Logika Samin sederhana tapi telak: "Tanah ini warisan leluhur kami. Air, pohon, dan padi tumbuh dari kerja kami. Kenapa kami harus bayar kepada yang tidak menanam dan tidak mengairi sawah?" Dalam kacamata hukum kolonial, ini jelas pembangkangan. Tapi dalam kacamata nurani, ini pembelaan diri.
Saminisme pun berkembang menjadi gerakan sosial yang tak hanya menolak pajak, tapi juga mengajarkan nilai kejujuran, kesederhanaan, dan anti-kekerasan. Mereka punya prinsip: ora nyolong, ora pethil, ora ngapusi, ora medhot janji, lan ora wedi (tidak mencuri, tidak mengambil milik orang, tidak berbohong, tidak mengingkari janji, dan tidak takut pada ancaman).

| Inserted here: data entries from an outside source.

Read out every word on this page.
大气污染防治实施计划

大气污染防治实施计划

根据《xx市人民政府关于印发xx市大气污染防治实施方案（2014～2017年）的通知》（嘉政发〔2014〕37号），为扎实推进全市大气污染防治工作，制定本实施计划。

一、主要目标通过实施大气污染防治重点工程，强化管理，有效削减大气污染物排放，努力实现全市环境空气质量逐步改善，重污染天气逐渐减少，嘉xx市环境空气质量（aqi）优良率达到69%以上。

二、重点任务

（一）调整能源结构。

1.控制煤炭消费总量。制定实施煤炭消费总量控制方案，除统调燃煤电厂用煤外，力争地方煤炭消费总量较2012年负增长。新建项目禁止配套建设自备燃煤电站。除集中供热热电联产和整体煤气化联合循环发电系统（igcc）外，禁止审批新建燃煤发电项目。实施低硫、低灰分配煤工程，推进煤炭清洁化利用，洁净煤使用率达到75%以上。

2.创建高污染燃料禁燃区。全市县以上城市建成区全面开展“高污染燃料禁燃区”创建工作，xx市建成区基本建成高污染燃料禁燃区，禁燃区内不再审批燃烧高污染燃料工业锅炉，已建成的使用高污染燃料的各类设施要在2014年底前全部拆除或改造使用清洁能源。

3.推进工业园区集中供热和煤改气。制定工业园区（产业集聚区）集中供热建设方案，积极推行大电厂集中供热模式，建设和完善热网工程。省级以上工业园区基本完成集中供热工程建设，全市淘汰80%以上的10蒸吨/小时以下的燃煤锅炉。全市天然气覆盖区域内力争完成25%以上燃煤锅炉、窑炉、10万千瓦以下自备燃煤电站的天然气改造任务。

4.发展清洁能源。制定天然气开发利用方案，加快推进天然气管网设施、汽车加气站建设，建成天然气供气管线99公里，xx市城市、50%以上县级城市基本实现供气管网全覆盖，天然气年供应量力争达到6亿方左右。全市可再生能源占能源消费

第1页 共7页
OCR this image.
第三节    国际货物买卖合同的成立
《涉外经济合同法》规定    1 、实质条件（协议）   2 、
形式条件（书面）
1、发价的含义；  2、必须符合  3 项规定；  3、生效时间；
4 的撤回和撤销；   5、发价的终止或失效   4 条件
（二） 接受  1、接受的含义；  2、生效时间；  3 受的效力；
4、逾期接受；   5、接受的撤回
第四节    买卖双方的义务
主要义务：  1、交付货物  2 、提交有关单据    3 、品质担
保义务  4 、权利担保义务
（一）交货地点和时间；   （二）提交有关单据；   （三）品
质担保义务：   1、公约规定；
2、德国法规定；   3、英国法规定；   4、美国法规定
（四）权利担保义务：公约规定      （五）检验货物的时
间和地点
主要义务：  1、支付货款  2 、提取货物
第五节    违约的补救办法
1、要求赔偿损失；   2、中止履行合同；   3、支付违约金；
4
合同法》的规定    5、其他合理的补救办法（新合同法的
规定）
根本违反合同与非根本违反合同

Blora dan Bojonegoro: Lahan Subur Gerakan
Blora menjadi pusat gerakan ini karena di sanalah Samin tinggal dan menyebarkan ajarannya. Namun, Bojonegoro, sebagai tetangga yang punya kultur dan kondisi ekonomi mirip, ikut terseret arus Saminisme. Petani-petani di wilayah perbatasan mulai menolak membayar pajak tanah dan hasil hutan. Mereka lebih memilih menggarap lahan untuk kebutuhan sendiri daripada menyerahkannya kepada pemerintah kolonial.